Alleanza Verdini-Pd prende forma stabile al Sud

Renzi al Salone del Mobile

Il sud non è una scatola vuota. È la storia di questo paese. Storia di grandi arretratezze, ma anche di grandi lotte per il cambiamento.

Il rifiuto del dominio delle mafie non è mai stato solo una questione di ordine pubblico, di polizia e carabinieri, di magistrati coraggiosi: era ed è la chiave attraverso cui affermare il riscatto sociale di milioni di uomini e donne sotto il giogo di un ordine costituito che i boss difendono e garantiscono. Difendono e garantiscono con la complicità di pezzi consistenti delle classi dirigenti, non solo quella politica. Permeano ancora il tessuto economico e civile del mezzogiorno e si estendono a ogni latitudine, trovando terreno fertile nella crisi economica e morale del paese intero.

Non si può sorvolare su queste vicende, come se fossero ormai finite negli archivi di qualche centro di studi storici. A maggior ragione se ti presenti agli elettori come messaggero di una profonda innovazione sul piano politico e culturale. Questo è Stato il “renzismo”, nel suo nocciolo originario.
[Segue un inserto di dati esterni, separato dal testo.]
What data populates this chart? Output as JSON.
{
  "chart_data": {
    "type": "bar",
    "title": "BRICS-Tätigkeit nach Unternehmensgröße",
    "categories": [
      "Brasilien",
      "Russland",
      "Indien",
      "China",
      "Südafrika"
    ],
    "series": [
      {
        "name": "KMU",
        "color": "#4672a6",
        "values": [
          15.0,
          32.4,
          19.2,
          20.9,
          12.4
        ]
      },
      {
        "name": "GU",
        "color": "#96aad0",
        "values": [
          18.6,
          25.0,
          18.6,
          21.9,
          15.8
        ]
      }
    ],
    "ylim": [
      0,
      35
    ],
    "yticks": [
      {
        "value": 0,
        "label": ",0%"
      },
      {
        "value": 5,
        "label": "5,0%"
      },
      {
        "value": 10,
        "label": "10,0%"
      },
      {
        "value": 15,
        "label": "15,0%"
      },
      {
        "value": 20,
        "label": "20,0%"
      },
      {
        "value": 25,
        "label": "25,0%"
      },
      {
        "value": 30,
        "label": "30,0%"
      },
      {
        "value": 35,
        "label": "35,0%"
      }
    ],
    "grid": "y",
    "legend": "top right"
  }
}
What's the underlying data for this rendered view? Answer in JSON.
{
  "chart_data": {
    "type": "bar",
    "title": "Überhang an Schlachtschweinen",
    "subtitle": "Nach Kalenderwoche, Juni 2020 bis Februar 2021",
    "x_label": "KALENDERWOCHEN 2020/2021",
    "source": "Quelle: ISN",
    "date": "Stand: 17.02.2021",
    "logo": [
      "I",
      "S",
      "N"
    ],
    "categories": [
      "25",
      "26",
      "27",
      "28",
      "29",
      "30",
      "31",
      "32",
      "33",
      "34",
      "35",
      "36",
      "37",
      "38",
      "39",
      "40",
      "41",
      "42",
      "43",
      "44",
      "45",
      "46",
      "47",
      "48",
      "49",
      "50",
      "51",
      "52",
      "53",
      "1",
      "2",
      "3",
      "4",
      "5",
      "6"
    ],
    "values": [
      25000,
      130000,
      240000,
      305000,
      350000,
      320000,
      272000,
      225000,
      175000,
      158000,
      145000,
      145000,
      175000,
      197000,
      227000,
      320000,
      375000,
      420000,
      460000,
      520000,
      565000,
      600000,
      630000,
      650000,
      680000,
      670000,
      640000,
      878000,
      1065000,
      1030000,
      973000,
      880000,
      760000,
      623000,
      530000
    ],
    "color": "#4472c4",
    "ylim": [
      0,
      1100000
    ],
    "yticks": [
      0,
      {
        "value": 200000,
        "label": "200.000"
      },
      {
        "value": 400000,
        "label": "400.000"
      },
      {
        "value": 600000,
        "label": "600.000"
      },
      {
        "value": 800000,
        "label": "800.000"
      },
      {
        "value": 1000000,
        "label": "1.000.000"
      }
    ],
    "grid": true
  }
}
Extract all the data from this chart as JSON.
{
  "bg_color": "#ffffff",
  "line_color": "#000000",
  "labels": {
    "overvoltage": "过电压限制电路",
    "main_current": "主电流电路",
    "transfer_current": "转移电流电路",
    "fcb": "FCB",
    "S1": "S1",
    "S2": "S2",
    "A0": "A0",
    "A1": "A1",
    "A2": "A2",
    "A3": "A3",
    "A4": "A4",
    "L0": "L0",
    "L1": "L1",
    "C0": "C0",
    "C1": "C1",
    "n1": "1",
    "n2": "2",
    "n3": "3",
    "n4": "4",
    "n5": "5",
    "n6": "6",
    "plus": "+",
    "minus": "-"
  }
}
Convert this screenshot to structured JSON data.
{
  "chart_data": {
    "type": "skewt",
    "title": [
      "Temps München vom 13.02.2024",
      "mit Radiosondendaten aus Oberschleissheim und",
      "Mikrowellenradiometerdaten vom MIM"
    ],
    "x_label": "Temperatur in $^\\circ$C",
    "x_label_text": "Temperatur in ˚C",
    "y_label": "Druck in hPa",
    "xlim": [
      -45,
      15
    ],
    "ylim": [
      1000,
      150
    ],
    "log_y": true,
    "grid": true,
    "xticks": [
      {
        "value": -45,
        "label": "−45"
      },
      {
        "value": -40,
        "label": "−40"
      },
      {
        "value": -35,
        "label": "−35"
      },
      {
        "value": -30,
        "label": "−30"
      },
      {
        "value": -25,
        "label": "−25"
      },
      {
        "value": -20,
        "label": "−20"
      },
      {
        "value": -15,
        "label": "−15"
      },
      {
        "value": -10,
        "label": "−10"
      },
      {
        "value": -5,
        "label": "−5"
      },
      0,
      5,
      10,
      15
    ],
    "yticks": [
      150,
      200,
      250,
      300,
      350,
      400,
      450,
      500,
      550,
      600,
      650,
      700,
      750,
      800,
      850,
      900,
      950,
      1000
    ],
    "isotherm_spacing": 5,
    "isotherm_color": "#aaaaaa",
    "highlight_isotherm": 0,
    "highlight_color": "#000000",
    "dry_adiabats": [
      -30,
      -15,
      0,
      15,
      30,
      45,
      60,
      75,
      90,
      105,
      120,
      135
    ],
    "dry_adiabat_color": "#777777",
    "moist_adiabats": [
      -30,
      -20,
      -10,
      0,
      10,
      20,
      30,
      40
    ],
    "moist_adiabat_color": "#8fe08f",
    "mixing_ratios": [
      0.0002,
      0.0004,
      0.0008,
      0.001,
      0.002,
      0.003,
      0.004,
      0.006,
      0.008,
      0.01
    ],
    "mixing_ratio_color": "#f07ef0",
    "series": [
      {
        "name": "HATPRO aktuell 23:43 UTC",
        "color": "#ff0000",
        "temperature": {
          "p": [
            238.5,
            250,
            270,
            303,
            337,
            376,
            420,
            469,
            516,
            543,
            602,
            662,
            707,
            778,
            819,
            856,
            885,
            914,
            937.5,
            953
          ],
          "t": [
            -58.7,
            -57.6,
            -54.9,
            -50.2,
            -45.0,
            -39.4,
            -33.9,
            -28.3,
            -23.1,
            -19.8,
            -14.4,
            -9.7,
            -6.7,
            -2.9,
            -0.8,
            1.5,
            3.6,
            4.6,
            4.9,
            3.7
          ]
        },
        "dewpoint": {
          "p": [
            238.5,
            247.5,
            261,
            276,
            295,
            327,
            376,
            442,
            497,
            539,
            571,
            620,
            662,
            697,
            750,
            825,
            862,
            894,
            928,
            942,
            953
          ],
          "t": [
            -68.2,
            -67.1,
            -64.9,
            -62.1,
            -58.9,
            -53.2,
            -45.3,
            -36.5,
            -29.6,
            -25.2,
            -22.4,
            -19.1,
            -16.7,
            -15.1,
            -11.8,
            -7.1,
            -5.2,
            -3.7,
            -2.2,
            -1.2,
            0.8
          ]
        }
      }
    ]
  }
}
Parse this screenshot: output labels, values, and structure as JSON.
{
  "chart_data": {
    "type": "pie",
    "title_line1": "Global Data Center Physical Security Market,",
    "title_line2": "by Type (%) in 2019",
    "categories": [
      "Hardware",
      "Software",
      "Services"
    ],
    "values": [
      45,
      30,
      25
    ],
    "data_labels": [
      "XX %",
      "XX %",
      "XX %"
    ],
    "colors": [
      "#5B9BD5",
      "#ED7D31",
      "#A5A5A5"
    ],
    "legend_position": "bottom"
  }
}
Non serve scomodare Giolitti per svelare quanto di questa retorica è finita nella palude del trasformismo e dei compromessi con classi dirigenti da sempre sulla tolda di comando. Occorrerebbe tuttavia forse un supplemento di riflessione, indissolubilmente legato alla cronaca di queste settimane: l’alleanza con Verdini è nata in Toscana -per motivi evidenti di consolidamento di un quadro di relazioni e di interessi distanti dal baricentro storico della sinistra e non solo per ragioni di vicinanza geografica- ma va prendendo forma in maniera pubblica e stabile nel Mezzogiorno di Italia. Dopo il candidato sindaco di Cosenza, ora l’endorsement del senatore, ex braccio destro di Berlusconi, va a Valeria Valente, impegnata per riconquistare la città di Napoli. Anche qui nessuna particolare novità: sono venticinque anni che il centro mobile – calamita di transfughi e aggregatore di istanze corporative localistiche- incide sulla natura e la qualità anche di amministrazioni progressiste. E questo ha contribuito a produrre in maniera decisiva l’esplosione elettorale di forze di radicale rottura fondate non più sul clivage classico destra-sinistra, ma sistema-antisistema.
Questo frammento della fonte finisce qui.